In the Governor's Palace garden at Williamsburg, 2004
And later on that night, after I’d walked around the place and shot some video as the sun set, I decided I was in the mood for a little bit of fun so I went to Josiah Chowning’s Tavern, a place I’d heard about the last time I was here, but we never went into, a colonial tavern. And I gotta tell you, it was fun! I mean, it was really neat.
Inside Chowning's, 2004, one mug of many. |
Wow, I just came back from a wonderful experience on one of Colonial Williamsburg’s nighttime programs. It’s called “Cry Witch,” which is a reenactment, so to speak, of a trial we think took place in 1706 with a Virginia woman accused of witchcraft, where it’s done in the Capitol building and the audience portrays the jury, who ultimately vote to decide this woman’s guilt or innocence. And they also get to ask questions during the trial, too. A few brave souls addressed the court, those who were brave enough, and I was not one of them, asked a few questions of the governor -- er, not the governor, but his Excellency.

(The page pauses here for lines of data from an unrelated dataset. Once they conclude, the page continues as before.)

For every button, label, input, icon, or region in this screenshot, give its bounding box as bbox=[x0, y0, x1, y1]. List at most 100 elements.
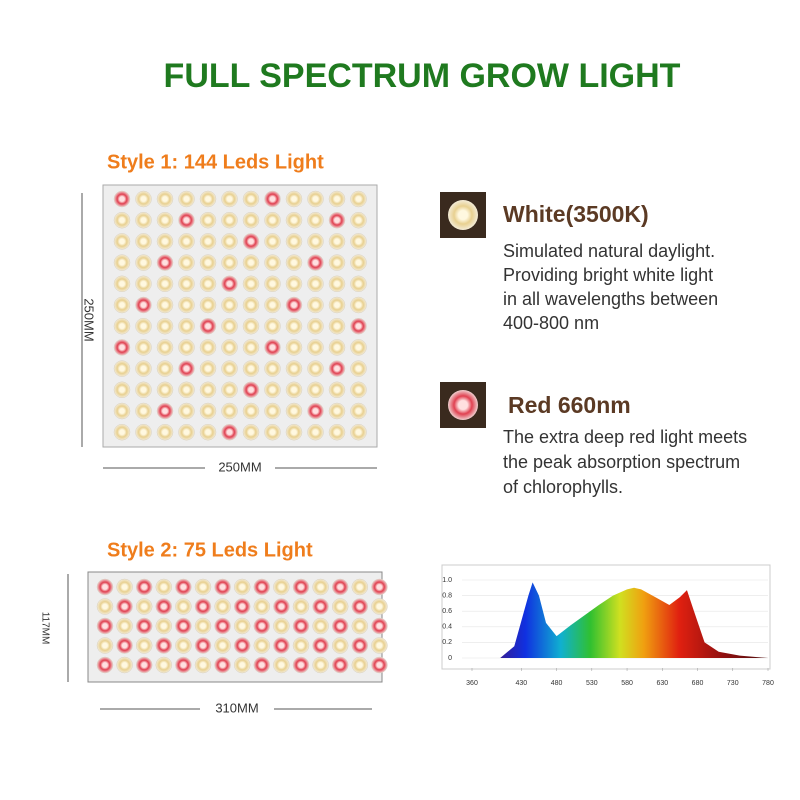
led bbox=[307, 360, 324, 377]
led bbox=[199, 190, 217, 208]
style-label: Style 1: 144 Leds Light bbox=[107, 151, 324, 173]
feature-title: Red 660nm bbox=[508, 392, 631, 418]
label-bg bbox=[205, 460, 275, 476]
led bbox=[135, 254, 152, 271]
led bbox=[350, 296, 367, 314]
led bbox=[307, 423, 324, 441]
led bbox=[221, 381, 238, 399]
led bbox=[214, 598, 231, 615]
led bbox=[242, 233, 260, 250]
title: FULL SPECTRUM GROW LIGHT bbox=[164, 57, 681, 95]
led bbox=[178, 296, 195, 314]
led bbox=[113, 360, 131, 377]
led bbox=[135, 296, 152, 314]
led bbox=[135, 617, 153, 635]
led bbox=[156, 339, 174, 356]
led bbox=[155, 617, 173, 635]
led bbox=[285, 402, 303, 420]
led bbox=[96, 598, 114, 615]
led bbox=[199, 360, 217, 377]
led bbox=[233, 656, 251, 674]
led bbox=[194, 598, 212, 615]
led bbox=[350, 360, 367, 377]
led bbox=[242, 317, 260, 335]
led bbox=[156, 381, 174, 399]
led bbox=[328, 423, 346, 441]
y-tick-label: 0.4 bbox=[442, 624, 452, 631]
y-tick-label: 1.0 bbox=[442, 577, 452, 584]
led bbox=[233, 578, 251, 596]
led bbox=[328, 317, 346, 335]
led bbox=[96, 578, 114, 596]
led bbox=[135, 190, 152, 208]
x-tick-label: 680 bbox=[692, 680, 704, 687]
led bbox=[135, 360, 152, 377]
led bbox=[199, 211, 217, 229]
led bbox=[221, 275, 238, 293]
dimension: 117MM bbox=[39, 612, 50, 645]
led bbox=[328, 339, 346, 356]
led bbox=[285, 254, 303, 271]
y-tick-label: 0.8 bbox=[442, 592, 452, 599]
x-tick-label: 630 bbox=[656, 680, 668, 687]
led bbox=[156, 233, 174, 250]
led bbox=[242, 254, 260, 271]
led bbox=[264, 339, 281, 356]
led bbox=[156, 275, 174, 293]
led bbox=[155, 656, 173, 674]
led bbox=[135, 598, 153, 615]
led bbox=[253, 617, 271, 635]
led bbox=[350, 339, 367, 356]
led bbox=[175, 617, 192, 635]
led bbox=[331, 617, 349, 635]
led bbox=[199, 296, 217, 314]
led bbox=[113, 275, 131, 293]
led bbox=[113, 317, 131, 335]
led bbox=[221, 254, 238, 271]
led bbox=[178, 275, 195, 293]
led bbox=[312, 637, 329, 654]
led bbox=[214, 617, 231, 635]
led bbox=[156, 211, 174, 229]
led bbox=[194, 617, 212, 635]
led bbox=[156, 423, 174, 441]
led bbox=[96, 656, 114, 674]
led bbox=[371, 617, 388, 635]
led bbox=[221, 402, 238, 420]
led bbox=[328, 402, 346, 420]
dimension: 250MM bbox=[218, 459, 261, 474]
led bbox=[350, 402, 367, 420]
led bbox=[285, 233, 303, 250]
led bbox=[328, 275, 346, 293]
led bbox=[253, 578, 271, 596]
led bbox=[273, 578, 290, 596]
led bbox=[116, 578, 133, 596]
led bbox=[351, 656, 369, 674]
led bbox=[273, 637, 290, 654]
led bbox=[312, 656, 329, 674]
led bbox=[113, 233, 131, 250]
led bbox=[350, 254, 367, 271]
led bbox=[292, 598, 310, 615]
led bbox=[156, 402, 174, 420]
spectrum-area bbox=[500, 582, 768, 658]
led bbox=[253, 598, 271, 615]
led bbox=[242, 211, 260, 229]
led bbox=[242, 190, 260, 208]
x-tick-label: 480 bbox=[551, 680, 563, 687]
led bbox=[178, 211, 195, 229]
style-label: Style 2: 75 Leds Light bbox=[107, 539, 313, 561]
x-tick-label: 730 bbox=[727, 680, 739, 687]
led bbox=[135, 402, 152, 420]
led bbox=[155, 637, 173, 654]
led bbox=[253, 637, 271, 654]
led bbox=[242, 360, 260, 377]
description: 400-800 nm bbox=[503, 313, 599, 333]
description: The extra deep red light meets bbox=[503, 427, 747, 447]
led bbox=[178, 190, 195, 208]
led bbox=[178, 360, 195, 377]
led bbox=[113, 402, 131, 420]
led bbox=[307, 233, 324, 250]
led bbox=[156, 296, 174, 314]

I guess you could call it interactive drama at its best: very, very compelling, very watchable production. I was seated in the front row, and let me tell you, it felt real. Very, very real. I was on the edge of my seat, literally. I mean, the actors were that close and 200 some years away from me. Welcome to the past. I just felt it tonight. That was spooky, that was scary and that was unforgettable.
So the process continues... and when it is complete, on the evening on my final day....
Would I do it again? Maybe in about five or six years. Give it some time, give it some space, maybe not for four days, but I’ll definitely be back one of these days. Do it again, somehow, somewhere, someday.I would be back in 2008, with friends, wearing a proper Continental Army uniform or proper fancy 18th Century Ball attire. And that was just the start of it.